Improved Image-based Pose Regressor Models for Underwater Environments
Luyuan Peng, Hari Vishnu, Mandar Chitre, Yuen Min Too, Bharath Kalyan, Rajat Mishra
TL;DR
This work tackles underwater visual relocalization by regressing a $6$-DOF pose from monocular RGB imagery. It introduces an LSTM-augmented PoseNet-style regression framework and compares it against baseline CNN architectures, using a composite loss $\mathcal{L} = \mathcal{L}_{p} + \beta \mathcal{L}_{q}$ with $\beta=30$, where $\mathcal{L}_{p}=\|\mathbf{p}-\hat{\mathbf{p}}\|_2$ and $\mathcal{L}_{q}=\|\mathbf{q}-\hat{\mathbf{q}}\|_2$ for quaternion orientation $\mathbf{q}$. Validation is performed on simulator and controlled tank datasets, including stereo augmentation by incorporating right-camera data.
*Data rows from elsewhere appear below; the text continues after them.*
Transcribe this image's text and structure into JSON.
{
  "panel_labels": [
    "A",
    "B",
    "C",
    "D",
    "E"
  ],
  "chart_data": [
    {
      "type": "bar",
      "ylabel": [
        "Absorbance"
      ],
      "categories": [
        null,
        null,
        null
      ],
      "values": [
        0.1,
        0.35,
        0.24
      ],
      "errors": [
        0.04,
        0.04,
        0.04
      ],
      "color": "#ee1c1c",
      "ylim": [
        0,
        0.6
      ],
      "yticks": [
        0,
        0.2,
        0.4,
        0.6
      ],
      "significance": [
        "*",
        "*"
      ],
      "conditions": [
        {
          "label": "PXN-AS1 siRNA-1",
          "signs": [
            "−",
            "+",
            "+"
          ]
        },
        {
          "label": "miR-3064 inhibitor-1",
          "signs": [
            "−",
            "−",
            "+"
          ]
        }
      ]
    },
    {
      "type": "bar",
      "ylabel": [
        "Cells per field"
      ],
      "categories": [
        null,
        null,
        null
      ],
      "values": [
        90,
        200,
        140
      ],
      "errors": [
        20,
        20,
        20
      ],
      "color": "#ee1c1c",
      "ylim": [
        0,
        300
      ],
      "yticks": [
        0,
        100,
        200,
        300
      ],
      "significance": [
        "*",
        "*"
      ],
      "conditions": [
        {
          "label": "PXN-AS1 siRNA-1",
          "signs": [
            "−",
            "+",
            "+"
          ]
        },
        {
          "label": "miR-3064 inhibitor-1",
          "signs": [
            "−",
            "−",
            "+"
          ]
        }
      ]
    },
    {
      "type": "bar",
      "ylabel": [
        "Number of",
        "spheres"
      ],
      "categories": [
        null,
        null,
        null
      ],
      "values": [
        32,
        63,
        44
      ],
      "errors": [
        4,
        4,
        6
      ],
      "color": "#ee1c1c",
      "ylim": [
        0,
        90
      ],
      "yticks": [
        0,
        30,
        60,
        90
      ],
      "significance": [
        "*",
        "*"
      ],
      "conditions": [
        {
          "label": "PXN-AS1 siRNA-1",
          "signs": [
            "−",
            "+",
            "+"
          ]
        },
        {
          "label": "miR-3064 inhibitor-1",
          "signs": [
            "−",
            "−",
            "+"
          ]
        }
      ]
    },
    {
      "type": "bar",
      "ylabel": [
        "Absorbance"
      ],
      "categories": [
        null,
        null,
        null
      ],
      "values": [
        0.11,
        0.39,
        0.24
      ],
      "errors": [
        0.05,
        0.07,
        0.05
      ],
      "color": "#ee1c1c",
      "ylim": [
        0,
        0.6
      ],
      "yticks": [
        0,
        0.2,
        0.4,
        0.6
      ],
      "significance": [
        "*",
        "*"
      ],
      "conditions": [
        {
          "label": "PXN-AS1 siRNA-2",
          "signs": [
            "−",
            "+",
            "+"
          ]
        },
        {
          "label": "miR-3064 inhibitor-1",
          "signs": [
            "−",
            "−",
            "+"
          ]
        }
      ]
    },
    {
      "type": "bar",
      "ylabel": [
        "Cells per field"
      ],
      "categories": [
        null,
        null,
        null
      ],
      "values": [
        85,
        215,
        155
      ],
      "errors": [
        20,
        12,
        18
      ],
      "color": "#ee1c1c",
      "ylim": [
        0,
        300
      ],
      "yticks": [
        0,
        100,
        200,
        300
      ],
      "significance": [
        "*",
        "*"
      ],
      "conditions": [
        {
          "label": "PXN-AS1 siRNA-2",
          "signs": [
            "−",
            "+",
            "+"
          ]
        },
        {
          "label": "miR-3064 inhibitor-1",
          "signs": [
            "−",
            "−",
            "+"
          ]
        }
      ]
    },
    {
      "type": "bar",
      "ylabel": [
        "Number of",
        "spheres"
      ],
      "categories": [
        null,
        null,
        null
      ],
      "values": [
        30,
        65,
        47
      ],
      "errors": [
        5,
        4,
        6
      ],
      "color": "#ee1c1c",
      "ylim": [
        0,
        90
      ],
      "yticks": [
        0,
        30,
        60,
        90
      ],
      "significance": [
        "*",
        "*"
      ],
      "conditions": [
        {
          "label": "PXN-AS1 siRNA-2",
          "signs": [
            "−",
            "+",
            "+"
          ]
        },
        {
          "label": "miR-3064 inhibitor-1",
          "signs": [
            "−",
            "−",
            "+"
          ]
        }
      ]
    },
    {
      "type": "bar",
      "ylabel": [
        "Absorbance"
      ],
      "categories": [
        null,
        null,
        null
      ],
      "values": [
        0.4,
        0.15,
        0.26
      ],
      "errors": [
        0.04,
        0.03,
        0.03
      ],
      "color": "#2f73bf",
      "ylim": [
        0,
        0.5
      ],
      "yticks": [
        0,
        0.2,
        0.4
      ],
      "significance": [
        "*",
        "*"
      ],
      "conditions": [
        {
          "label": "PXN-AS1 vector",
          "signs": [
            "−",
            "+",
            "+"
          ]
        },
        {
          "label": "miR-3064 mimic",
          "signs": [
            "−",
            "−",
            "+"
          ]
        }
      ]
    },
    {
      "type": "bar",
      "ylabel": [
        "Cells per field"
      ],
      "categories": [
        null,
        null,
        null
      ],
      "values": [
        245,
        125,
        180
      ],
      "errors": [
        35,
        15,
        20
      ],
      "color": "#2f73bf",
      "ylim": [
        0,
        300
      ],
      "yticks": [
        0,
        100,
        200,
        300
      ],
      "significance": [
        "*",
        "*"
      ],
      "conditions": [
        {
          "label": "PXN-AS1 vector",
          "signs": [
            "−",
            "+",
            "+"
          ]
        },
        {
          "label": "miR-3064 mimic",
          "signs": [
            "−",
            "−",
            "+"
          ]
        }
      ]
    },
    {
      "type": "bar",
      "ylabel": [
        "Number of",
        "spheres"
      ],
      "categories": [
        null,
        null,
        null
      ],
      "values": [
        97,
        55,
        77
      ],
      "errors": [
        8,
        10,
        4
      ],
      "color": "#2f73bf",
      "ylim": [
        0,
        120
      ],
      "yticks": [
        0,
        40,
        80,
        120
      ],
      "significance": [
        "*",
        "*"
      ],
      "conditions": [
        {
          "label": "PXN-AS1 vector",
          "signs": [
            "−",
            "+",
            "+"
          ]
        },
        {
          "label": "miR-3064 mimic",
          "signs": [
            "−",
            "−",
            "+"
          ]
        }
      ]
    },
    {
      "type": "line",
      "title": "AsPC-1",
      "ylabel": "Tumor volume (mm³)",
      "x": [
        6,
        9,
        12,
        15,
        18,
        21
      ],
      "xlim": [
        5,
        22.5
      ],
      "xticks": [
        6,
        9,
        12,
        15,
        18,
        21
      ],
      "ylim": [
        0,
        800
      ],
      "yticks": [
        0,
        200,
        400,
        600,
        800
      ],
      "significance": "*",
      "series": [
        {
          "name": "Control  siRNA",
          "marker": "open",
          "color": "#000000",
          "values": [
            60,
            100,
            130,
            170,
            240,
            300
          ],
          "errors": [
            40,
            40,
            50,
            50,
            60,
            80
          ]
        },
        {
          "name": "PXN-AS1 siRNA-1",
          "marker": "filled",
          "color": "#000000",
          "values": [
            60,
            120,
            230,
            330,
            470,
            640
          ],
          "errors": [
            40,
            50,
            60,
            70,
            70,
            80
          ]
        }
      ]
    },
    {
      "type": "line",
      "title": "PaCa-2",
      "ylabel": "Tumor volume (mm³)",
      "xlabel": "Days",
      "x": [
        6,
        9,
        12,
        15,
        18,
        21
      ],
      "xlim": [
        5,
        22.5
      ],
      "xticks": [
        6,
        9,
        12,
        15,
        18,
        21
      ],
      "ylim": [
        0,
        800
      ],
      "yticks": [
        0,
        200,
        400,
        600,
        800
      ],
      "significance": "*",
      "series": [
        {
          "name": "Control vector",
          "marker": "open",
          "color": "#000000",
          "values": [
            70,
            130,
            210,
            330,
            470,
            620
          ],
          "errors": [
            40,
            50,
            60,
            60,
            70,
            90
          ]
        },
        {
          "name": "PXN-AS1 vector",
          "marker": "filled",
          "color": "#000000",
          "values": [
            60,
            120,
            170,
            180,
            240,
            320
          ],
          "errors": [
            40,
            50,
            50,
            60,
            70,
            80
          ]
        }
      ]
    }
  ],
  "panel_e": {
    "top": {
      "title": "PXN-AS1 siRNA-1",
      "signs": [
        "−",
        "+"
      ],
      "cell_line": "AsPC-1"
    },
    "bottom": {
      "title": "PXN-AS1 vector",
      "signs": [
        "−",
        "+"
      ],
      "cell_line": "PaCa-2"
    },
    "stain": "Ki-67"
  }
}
Results show high pose accuracy in both simulated and water-tank environments, with data augmentation and the LSTM-based regression offering robustness to underwater visual distortions and turbidity. These findings support the method’s potential for reliable underwater navigation and inspection using cost-effective monocular cameras.
Abstract
We investigate the performance of image-based pose regressor models in underwater environments for relocalization. Leveraging PoseNet and PoseLSTM, we regress a 6-degree-of-freedom pose from single RGB images with high accuracy. Additionally, we explore data augmentation with stereo camera images to improve model accuracy. Experimental results demonstrate that the models achieve high accuracy in both simulated and clear waters, promising effective real-world underwater navigation and inspection applications.